We want to understand not only what is different between them, but also how their immune systems respond differently to the same 'challenge'. To do this we will identify two groups of people with similar ages but very different immune ages and take blood samples before, during and after they receive their standard influenza and COVID booster vaccinations: we only need take blood samples while they have booster shots just as they would do in any case. From the blood samples we will purify a range of different immune cell types - both those we have linked to immune age and others likely to contribute. We can then analyse these immune cell populations in minute detail, measuring for each individual cell which genes are switched on, which proteins are present and the type of antibody or immune receptors they use.
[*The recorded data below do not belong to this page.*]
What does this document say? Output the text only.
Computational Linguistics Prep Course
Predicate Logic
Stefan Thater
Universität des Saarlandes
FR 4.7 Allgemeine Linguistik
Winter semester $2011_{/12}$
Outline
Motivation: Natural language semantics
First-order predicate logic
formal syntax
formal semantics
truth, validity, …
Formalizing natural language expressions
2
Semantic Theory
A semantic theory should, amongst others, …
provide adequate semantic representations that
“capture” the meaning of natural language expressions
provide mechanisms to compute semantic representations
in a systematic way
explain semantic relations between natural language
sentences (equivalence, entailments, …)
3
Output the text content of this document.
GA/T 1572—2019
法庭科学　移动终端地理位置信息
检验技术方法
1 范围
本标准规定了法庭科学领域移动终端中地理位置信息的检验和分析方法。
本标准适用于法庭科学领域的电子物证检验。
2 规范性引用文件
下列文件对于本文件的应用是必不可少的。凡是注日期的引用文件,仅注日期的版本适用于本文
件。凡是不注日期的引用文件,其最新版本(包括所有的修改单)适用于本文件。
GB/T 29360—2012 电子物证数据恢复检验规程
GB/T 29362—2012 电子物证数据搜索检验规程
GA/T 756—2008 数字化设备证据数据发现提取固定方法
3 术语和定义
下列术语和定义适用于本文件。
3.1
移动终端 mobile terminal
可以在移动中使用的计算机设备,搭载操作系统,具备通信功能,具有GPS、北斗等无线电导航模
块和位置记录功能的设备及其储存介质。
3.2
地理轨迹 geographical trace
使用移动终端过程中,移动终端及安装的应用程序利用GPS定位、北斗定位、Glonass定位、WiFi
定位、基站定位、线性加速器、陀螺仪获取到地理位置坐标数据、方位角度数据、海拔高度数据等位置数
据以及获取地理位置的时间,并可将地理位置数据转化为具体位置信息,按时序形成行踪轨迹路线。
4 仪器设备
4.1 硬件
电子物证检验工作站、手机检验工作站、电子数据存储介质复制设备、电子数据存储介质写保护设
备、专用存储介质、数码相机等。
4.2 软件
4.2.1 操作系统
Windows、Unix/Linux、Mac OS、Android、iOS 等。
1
This is helpful as the level of detailed information generated allows us to identify the cells linked to 'older' immune responses, even those we may not have suspected were important (as we can measure all genes in every cell). We can also use this information to work out how cells are responding differently in the two groups of people. We can do this at each timepoint of the experiment (for example, before they get their vaccine) but we can also look at changes occurring over time, comparing before and after vaccination. After they receive their vaccine we will measure how effective a response they have made and also the extent to which they have produced an 'incorrect' response against their own body's proteins.
By putting together all of this information we aim to identify changes in immune ageing that control the balance between helpful and harmful immunity. We believe this is the first step towards a better understanding of how medications should be used in the elderly to influence that balance: improving older peoples' ability to fight infection, cancer and to respond to vaccines and improving our ability to treat inflammatory disease also. This could have a huge impact on the duration and quality of life in ageing.

Technical Summary

Changes in the immune system occurring with increasing chronological age are manifest as an increased susceptibility to infection, reduced responses to vaccination, a persistent state of low-level inflammation and a greater tendency toward autoimmune responses. Together, these changes may be termed 'immune ageing'. This proposal builds on our previous work systematically characterising, for the first time at scale in thousands of samples, the cross-sectional and longitudinal genomic changes characterising immune ageing. This analysis included changes in cell number and proportion, protein expression, antigen receptor usage and in antibodies against both self and pathogen derived antigens. By integrating these data we have identified non-linear changes occurring with increasing age, characterised by increasing autoreactivity, limited antigen receptor repertoire diversity and an expansion of IgM+ IgD+ memory B cells from which pathogen-specific responses are increasingly derived. We can use these changes to quantify immune age independent of chronological age, measuring relative to the age-adjusted population value. An individual's immune age is associated with future clinical outcome but not comorbidity at the time of sampling indicating relevance in shaping health in ageing. This proposal - the ImmAged study - aims to deeply characterise the immune response to standardised vaccine challenge in selected individuals matched for chronological age but with polarised immune ages. We will sample inviduals before, during and after vaccination against influenza and SARS-CoV-2 using multi-omic profiling of their antigen-specific and global immune response at single cell level. The study is designed to compare cell subpopulations and their differentiation trajectories with the goal of better understanding the mechanisms and pathways responsible for immune ageing as the basis to ultimately prevent or alleviate the resulting pathological effects.